Old ruins and other archaeological sites occur in many
places on San Salvador Island. A spectacular and easily accessible locality
is “Watling’s Castle”. This site consists of the ruins of a late 1700s to
early 1800s building called the Sandy Point plantation manor house.
It was constructed during the Loyalist Era (Plantation Era), during which
people loyal to Britain left America after its independence in the 1770s and
headed to the Bahamas. Several islands were subdivided into estates and
the land was used for moderately intense agricultural purposes.
Despite the name, “Watling’s Castle” was not
built by anyone named Watling, and no one named Watling ever lived
San Salvador Island was called “Triangulo” or
“Watling’s Island” on historic maps from the 1600s to the 1800s. It was
called “Guanahani” by the original Awarak Indians (Lucayan Indians).
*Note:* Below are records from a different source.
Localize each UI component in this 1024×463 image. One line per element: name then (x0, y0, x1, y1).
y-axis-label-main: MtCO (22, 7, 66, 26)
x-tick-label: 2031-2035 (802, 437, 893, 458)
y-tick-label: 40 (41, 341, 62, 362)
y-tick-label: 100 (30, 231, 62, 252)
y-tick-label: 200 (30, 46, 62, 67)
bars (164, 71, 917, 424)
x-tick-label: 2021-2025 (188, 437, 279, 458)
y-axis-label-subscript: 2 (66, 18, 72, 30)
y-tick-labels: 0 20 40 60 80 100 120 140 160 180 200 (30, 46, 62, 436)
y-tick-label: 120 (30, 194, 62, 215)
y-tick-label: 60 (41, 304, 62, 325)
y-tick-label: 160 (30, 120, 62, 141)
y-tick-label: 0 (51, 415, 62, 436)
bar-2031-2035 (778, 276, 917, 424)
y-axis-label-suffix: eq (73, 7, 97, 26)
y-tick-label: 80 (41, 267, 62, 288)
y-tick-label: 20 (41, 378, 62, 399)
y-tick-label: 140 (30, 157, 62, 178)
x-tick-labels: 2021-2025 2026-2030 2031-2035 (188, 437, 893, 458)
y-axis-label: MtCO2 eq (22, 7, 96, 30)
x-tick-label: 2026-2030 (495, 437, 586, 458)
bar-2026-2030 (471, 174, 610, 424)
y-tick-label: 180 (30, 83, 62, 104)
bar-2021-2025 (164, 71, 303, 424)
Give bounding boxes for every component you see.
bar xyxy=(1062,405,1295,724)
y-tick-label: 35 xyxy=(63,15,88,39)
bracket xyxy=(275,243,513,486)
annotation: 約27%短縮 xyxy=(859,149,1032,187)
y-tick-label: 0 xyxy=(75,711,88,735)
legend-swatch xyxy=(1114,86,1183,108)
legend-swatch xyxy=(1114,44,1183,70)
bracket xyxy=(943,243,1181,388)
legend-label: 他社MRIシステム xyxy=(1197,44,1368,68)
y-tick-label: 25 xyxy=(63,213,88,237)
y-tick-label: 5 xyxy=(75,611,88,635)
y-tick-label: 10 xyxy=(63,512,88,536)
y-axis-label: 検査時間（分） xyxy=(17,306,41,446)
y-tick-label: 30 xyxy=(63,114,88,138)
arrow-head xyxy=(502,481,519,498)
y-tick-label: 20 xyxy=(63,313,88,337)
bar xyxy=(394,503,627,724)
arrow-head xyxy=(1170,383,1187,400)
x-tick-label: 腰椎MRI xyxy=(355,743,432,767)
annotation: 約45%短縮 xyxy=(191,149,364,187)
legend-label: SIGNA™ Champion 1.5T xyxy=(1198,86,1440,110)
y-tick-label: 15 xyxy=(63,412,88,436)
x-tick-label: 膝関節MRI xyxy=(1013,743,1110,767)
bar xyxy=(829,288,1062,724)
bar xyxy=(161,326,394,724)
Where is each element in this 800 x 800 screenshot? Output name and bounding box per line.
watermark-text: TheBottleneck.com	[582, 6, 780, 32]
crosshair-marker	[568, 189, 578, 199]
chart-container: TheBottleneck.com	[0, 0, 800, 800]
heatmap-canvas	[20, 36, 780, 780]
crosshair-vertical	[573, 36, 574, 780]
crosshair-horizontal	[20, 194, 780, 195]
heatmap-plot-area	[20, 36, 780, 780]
Historical research has shown that this island was the one sighted by
Christopher Columbus’ ship at 2 AM, 12 October 1492 (it wasn’t Rum Cay
that Columbus first landed on - that’s demonstrable). Columbus called the
island San Salvador. That is the current, “official” name. The name
“Watling’s Island” is in reference to John Watling, a Caribbean-area &
South American-area pirate in the late 1600s. He lived long before
this structure was built and used.
“Watling’s Castle” (looking ~E) - Sandy Point
plantation manor house. This building is constructed of blocks of local
Pleistocene calcarenite limestone. The
original quarry from which the rock is derived is just west of here.